Virtual VNA: Minimal-Ambiguity Scattering Matrix Estimation with a Fixed Set of "Virtual" Load-Tunable Ports

Abstract

We estimate the scattering matrix of an arbitrarily complex linear, passive, time-invariant system with N monomodal lumped ports by inputting and outputting waves only via a fixed set of NA<N ports while terminating the remaining NS=N-NA "not-directly-accessible" (NDA) ports with tunable individual loads. First, we present a closed-form approach requiring at least three arbitrary, distinct, and known loads at each NDA port; sign ambiguities on off-diagonal scattering coefficients associated with NDA ports are inevitable. Being matrix-valued, our approach is ideally suited to mitigate noise sensitivity using more accessible ports.
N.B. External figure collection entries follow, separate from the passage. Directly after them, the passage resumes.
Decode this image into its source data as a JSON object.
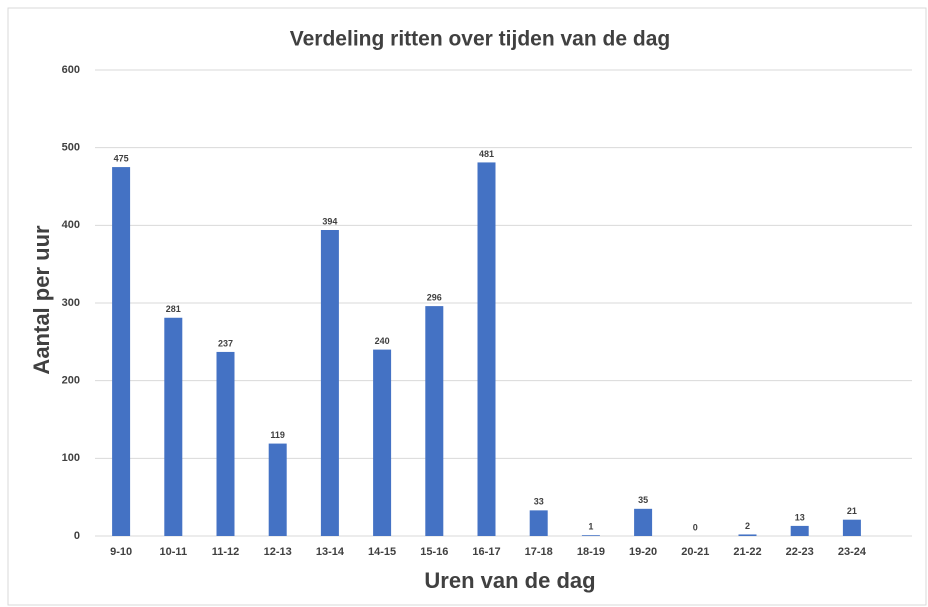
{
  "chart_data": {
    "type": "bar",
    "title": "Verdeling ritten over tijden van de dag",
    "x_label": "Uren van de dag",
    "y_label": "Aantal per uur",
    "categories": [
      "9-10",
      "10-11",
      "11-12",
      "12-13",
      "13-14",
      "14-15",
      "15-16",
      "16-17",
      "17-18",
      "18-19",
      "19-20",
      "20-21",
      "21-22",
      "22-23",
      "23-24"
    ],
    "values": [
      475,
      281,
      237,
      119,
      394,
      240,
      296,
      481,
      33,
      1,
      35,
      0,
      2,
      13,
      21
    ],
    "color": "#4472c4",
    "ylim": [
      0,
      600
    ],
    "yticks": [
      0,
      100,
      200,
      300,
      400,
      500,
      600
    ],
    "grid": true
  }
}
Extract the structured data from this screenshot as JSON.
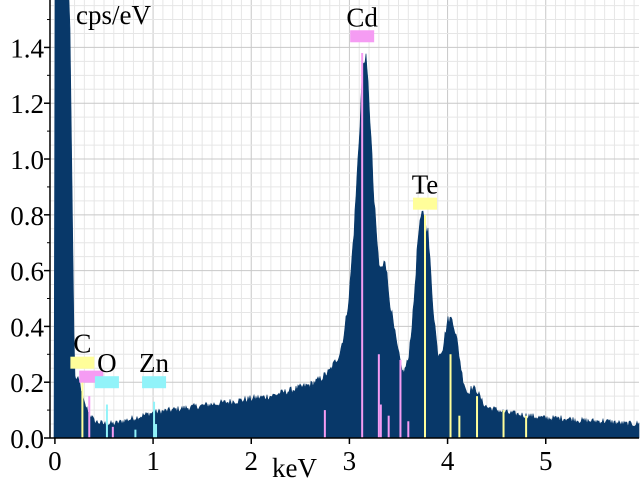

It also yields 1+2NS+NS(NS-1)/2 as upper bound on the number of required measurements Ncal for NA>1 in the low-noise regime. Second, we present a gradient-descent approach using random load configurations, enabling flexible adjustments of Ncal to further mitigate noise. Third, we present an intensity-only gradient-descent approach, dispensing with phase-sensitive detectors at the expense of an additional blockwise phase ambiguity. Then, we discuss in what applications the inevitable remaining ambiguities are problematic and how to lift them. Finally, we experimentally validate all three approaches with an eight-port reverberation chamber and NA=NS=4, systematically assessing the sensitivity to noise and Ncal. We coin our technique "virtual vector network analyzer (VNA)" because it implies that suitably tunable and characterized individual loads can essentially be interpreted as additional "virtual" VNA ports. Our method can characterize static large antenna systems with many and/or embedded ports, but also reconfigurable wave systems; it may further enable wireless sensing in indoor surveillance, non-destructive testing, and bioelectronics.